Unfortunately, a fudge on marriage by the Church of England bishops would be indicative of the failure of the Anglican evangelical strategy since the 1970s. Back in the days of T-Rex and flared trousers, Anglican evangelical leaders started to encourage younger ministers to engage with the denominational structures of the Church of England. This led in the 1980s and 1990s to a greater number of evangelicals being appointed archdeacons and bishops. The idea was to transform the Church of England by the institutional route.

Some institutional transformation 35 years on if the House of Bishops cannot unite to stand up against same-sex marriage. The fragility of the bishops' collegiality behind the sanctity of heterosexual marriage was exposed when the Bishop of Salisbury Nicholas Holtam broke ranks earlier this month with supportive noises in The Times in favour of homosexual 'marriage'.

Lord Carey, appointed Archbishop of Canterbury in 1990, was a product of the post-war Anglican evangelical inside strategy. He is the most prominent public figure behind C4M. It is significant to note how much more bold and clear he has become in speaking up for biblical truth since he stopped being Archbishop in 2002.

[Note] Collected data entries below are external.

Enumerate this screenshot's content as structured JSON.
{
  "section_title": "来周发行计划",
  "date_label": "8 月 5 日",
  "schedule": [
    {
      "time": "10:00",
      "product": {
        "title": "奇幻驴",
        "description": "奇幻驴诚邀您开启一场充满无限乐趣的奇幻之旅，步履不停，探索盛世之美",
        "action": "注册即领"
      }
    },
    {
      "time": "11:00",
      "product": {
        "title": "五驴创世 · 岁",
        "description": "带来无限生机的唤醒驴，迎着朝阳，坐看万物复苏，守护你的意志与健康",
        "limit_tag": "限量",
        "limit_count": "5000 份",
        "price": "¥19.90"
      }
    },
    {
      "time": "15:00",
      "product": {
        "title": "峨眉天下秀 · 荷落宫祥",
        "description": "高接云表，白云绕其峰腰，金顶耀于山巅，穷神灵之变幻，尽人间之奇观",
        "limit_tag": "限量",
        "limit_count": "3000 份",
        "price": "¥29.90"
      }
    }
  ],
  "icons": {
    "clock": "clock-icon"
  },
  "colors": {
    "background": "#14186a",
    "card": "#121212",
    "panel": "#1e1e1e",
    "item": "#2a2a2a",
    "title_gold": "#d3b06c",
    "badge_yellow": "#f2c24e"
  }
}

He never abandoned the biblical convictions he learned from the Dagenham vicar who led him to the Lord Jesus Christ as a teenager in the early 1950s. But freed from the straightjacket of leadership in a theologically eclectic denomination he now feels free to express them. The rapid advance of political correctness in British national life in the past decade has roused him to speak out from his platform in the House of Lords.